We can analyse this by looking at all the skip chains the non-rule followers will likely build. For any given length L, this can happen for chains where

• Both the first and the last producer are in the fraction f (the first needs to be to “get ahead” of the chain, the last needs to be in order to build a chain of length L
• For all prefix segments of the chain, at least 50% of the producers are in the fraction f (because using this rule, they will not follow chains that have more than 50% of skips for fear of running the main chain. The “attack” is not coordinated, so this has to apply to all prefix chains).

This does not turn out to be accessible to a direct analytic solution, but I wrote a little python program to simulate it (see below).

As we can see, up to a fraction of f<0.2, it seems to be enough to consider chains up to length 10. If we take 1% as the percentage at which a loss becomes economically relevant to the rule-following nodes, this would be reached when around f\approx 0.15 of the nodes implemented the new rule. Then we would probably see more nodes breaking away and following the new rule.

from collections import defaultdict
import matplotlib.pyplot as plt
import numpy as np

def iterate_all_chains(max_length):
    for l in range(1, max_length + 1):
        for i in range(0, 2 ** l):
            yield ("{0:0" + str(l) + "b}").format(i)

def greater_equal_half_ones(chain):
    number_of_ones = len(filter(lambda c: c == "1", chain))
    return 2 * number_of_ones >= len(chain)

def iterate_all_valid_skip_chains(max_length):
    for chain in iterate_all_chains(max_length):
        if chain[0] == "1" and chain[-1] == "1":
            if all(greater_equal_half_ones(chain[:i]) for i in range(len(chain))):
                yield chain

def skip_chain_probabilities(f, max_length):
    ret = defaultdict(float)
    for chain in iterate_all_valid_skip_chains(max_length):
        number_of_ones = len(filter(lambda c: c == "1", chain))
        number_of_zeros = len(chain) - number_of_ones
        p = f ** number_of_ones * (1 - f) ** number_of_zeros
        ret[(len(chain), number_of_zeros)] += p
    return ret

def skip_chain_expected_loss(f, max_length):
    probabilities = skip_chain_probabilities(f, max_length)
    ret = 0
    for k, p in probabilities.items():
        l, skips = k
        ret += p * skips / l
    return ret

x = np.arange(0,0.2,0.01)
y = [skip_chain_expected_loss(f, 10) for f in x]
y2 = [skip_chain_expected_loss(f, 15) for f in x]

plt.plot(x,y, label="Expected loss maxlen=10")
plt.plot(x,y2, label="Expected loss maxlen=15")
plt.legend()
plt.show()

In summary, this probably means the timestamp rule as suggested a saddle point rather than a stable equilibrium for the pure RANDAO.

What about attestation-based Casper FFG, where the chain alternates between blocks and attestations approving them, using something like GHOST as a fork choice rule?

I have an intuition that because there are so many actors participating all at once, there’s no gain to making a block earlier unless you can get an entire committee to collude with you, suggesting ~33-50% robustness, but would be good to check this.

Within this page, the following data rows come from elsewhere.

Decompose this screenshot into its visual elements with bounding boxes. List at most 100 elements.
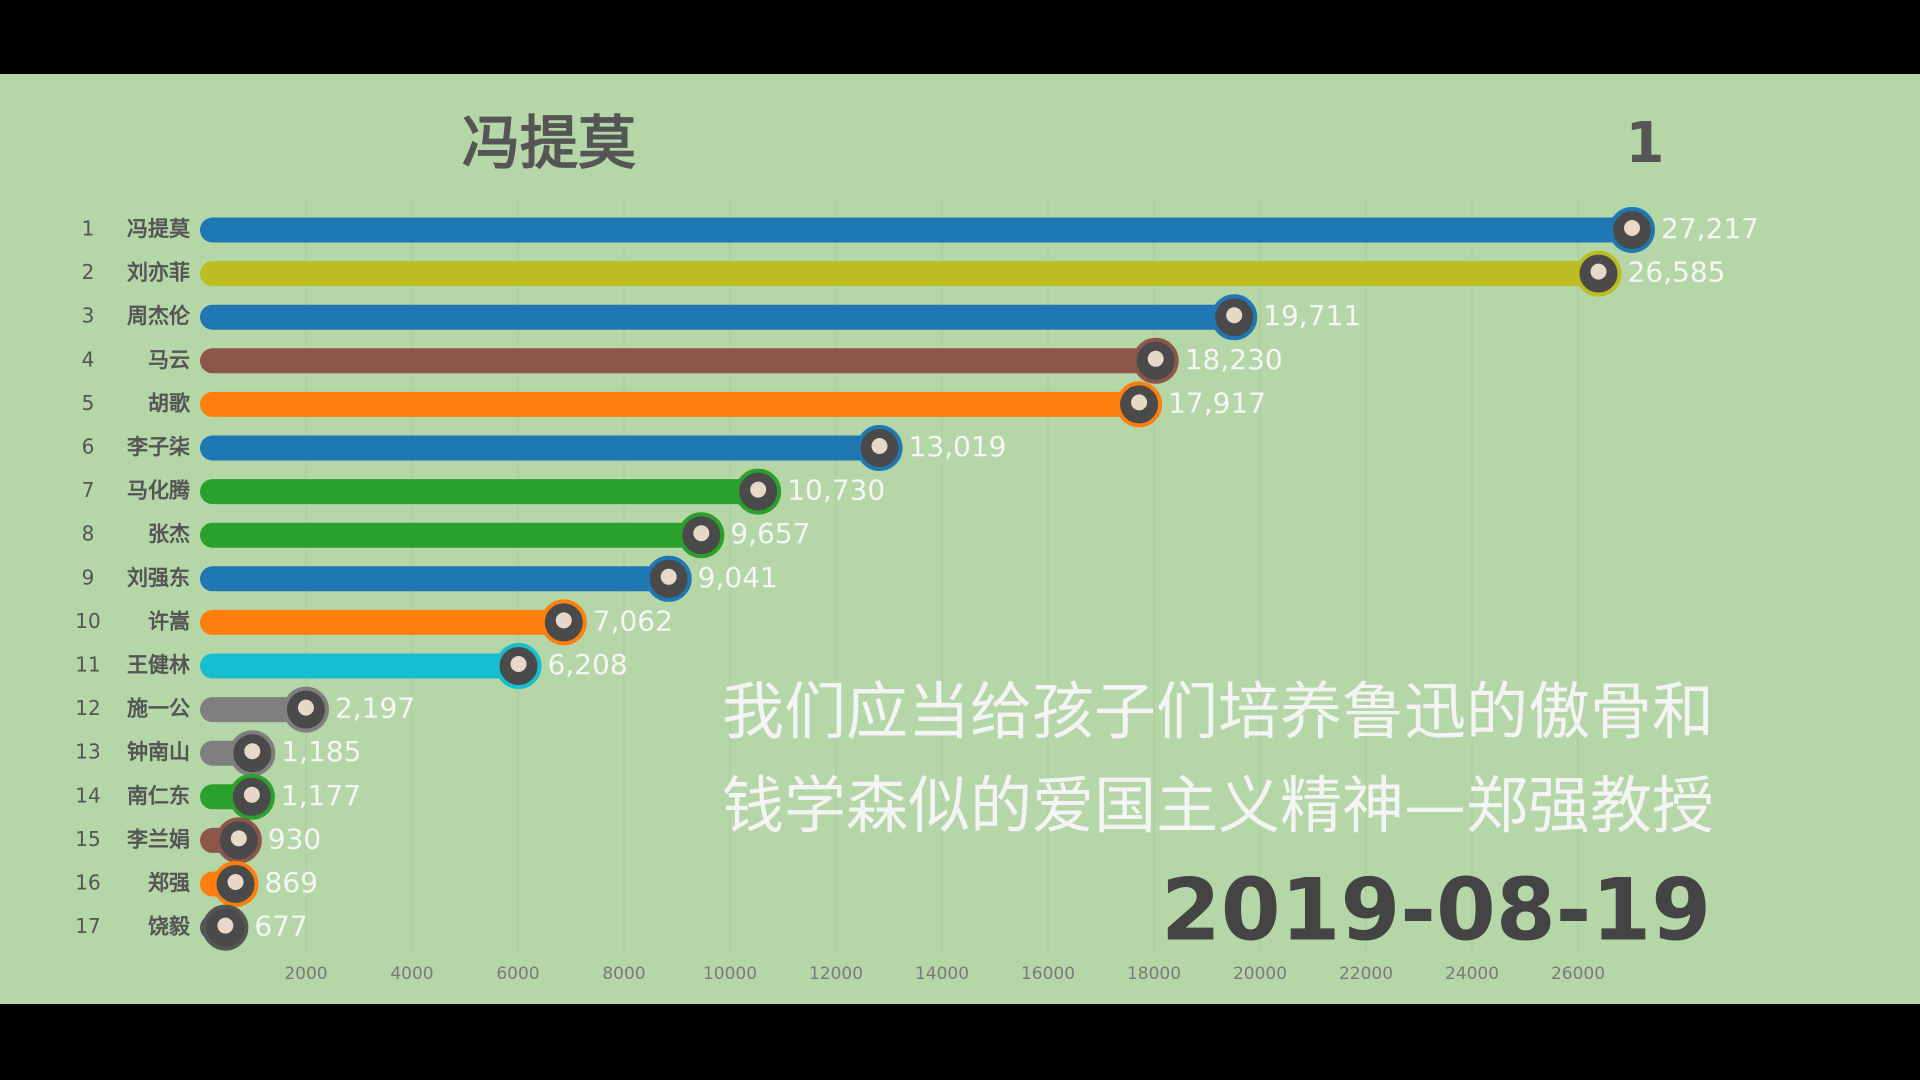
category-label: 冯提莫 (127, 217, 191, 241)
rank-label: 17 (75, 914, 100, 938)
x-tick-label: 8000 (602, 964, 645, 984)
rank-label: 7 (82, 478, 95, 502)
x-tick-label: 4000 (390, 964, 433, 984)
bar (200, 522, 712, 548)
avatar-face (510, 656, 527, 672)
category-label: 李兰娟 (126, 827, 190, 851)
value-label: 1,185 (281, 735, 361, 768)
value-label: 2,197 (335, 692, 415, 725)
x-tick-label: 6000 (496, 964, 539, 984)
value-label: 869 (265, 866, 318, 899)
bar (200, 261, 1610, 287)
value-label: 1,177 (281, 779, 361, 812)
avatar-face (1147, 350, 1164, 367)
category-label: 许嵩 (148, 609, 190, 633)
value-label: 9,657 (730, 517, 810, 550)
avatar-face (750, 481, 767, 498)
category-label: 施一公 (127, 697, 190, 721)
rank-label: 4 (82, 347, 95, 371)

Do you mean the scheme defined in [Attestation committee based full PoS chains, version 2]?

Yes. At least, that’s one of the possible schemes.

For the attestation committee case, we can first look at the probability that a fraction f can produce a block, for which they need SSize/2 attestations of the parent block.
Assuming that SSize is large (\approx 100 - 1000), this probability is sigmoid-like in the number of attesters available in the fraction f:

• After 0 skips, the probability is \approx 0 for f<1/2, \approx 1 for f>1/2
• After 1 skips, the probability is \approx 0 for f<1/4, \approx 1 for f>1/4
• After 2 skips, the probability is \approx 0 for f<1/6, \approx 1 for f>1/6
• After 3 skips, the probability \approx 0 for f<1/8, \approx 1 for f>1/6

and so on. So to produce blocks after s skips, the fraction implementing the new rule must be greater than 1/(2s). If it is smaller than that, the probability of being able to produce a valid block will be very close to zero; however, producing a valid block is not enough, it will also have to be accepted as the main chain.

1st case: Fork choice = longest chain
In order to produce the longest chain, the nodes in f cannot allow to have skips of length >1, as the main chain would almost certainly outrun their chain. So the interesting chains that the rule-breakers can produce are XOX, XOXOX, XOXOXOX, etc. where X is a block produced by someone in the fraction f and O is a skipped block (supposed to be produced by the remaining nodes). This chain has a 50% chance of winning against the “slow” chain, which will be of the same length (XXO vs XOX, XXOXO or XOXXO vs. XOXOX, etc.), depending on which of these chains the next block producer will accept as their head.

• Nodes from the fast chain fraction f will lose 50% of their validator rewards (other than the ones voting for the first block), as their chain will lose 50% of the time
• The remaining nodes will lose 3/4 of their rewards when the fast chain wins, and 1/4 of their votes when the slow chain wins, so in expectation also 50% [this is because, after every second block, with probability 1/2, they will consider the fast chain their head, meaning that they will attest the fast chain 1/4 of the time].
  Overall, this only creates more side chains and nodes implementing a rule change will lose just as much as other nodes.

2nd case: GHOST

In GHOST, the case is pretty hopeless for anyone skipping ahead. If we analyse the chain XOX above, once the “slow” chain has produced XX everyone on the slow chain will attest to it, as it is the head and the skip block is not yet valid for the slow validators. Then there would be one skip as the third producer has already produced its block on the fast chain; but at XXO (if I understand the fork choice rule correctly, see my question under [Attestation committee based full PoS chains, version 2]), the slow chain attesters would still all consider XXO to be the valid chain (because more have already attested to XX compared to XOX, so the other attesters should consider this the valid head). So they would still vote for XXO and not XOX. So unless f are already in the majority, their chain will not become part of the main chain if it has skips.

3rd case: Slow GHOST
The extreme resistance against a fast minority suggests that maybe there is an advantage to be gained for being slower than everyone else.
So what happens if a fraction f instead delays their own attestations, ignoring blocks up to t-\delta t where t is the real time?
Assume that the main chain skips one of their blocks, producing the chain XOX. This chain would have S(1-f) voters attesting for its last block. The slow chain XX would get Sf votes. However, once the time for the third block arrives, as long as f<1/2, even the slow attesters should agree that the XOX-chain has more votes for it, thus changing their head to the fast (normal) chain. The slow chain would not get attested.

Does recursive proximity to justification as fork choice rule change the game

For the definition, see here: Immediate message-driven GHOST as FFG fork choice rule

• f with faster time: XXO from above would get S(1-f) votes from the second slot, whereas XOX only Sf votes from the third block. [I assume that only attestations in the same slot and not from later slots would count toward justification]. The chain would therefore lose
• Same thing happens if f slow down their clocks

In conclusion, I currently think that the attestation committee approach makes changing the clock away from the majority, even with special fork choice rules, a bad strategy.

What we haven’t looked at show this could change with a distribution of clock skews/network delays. It’s well possible that this will favour some deviation from the network mean time.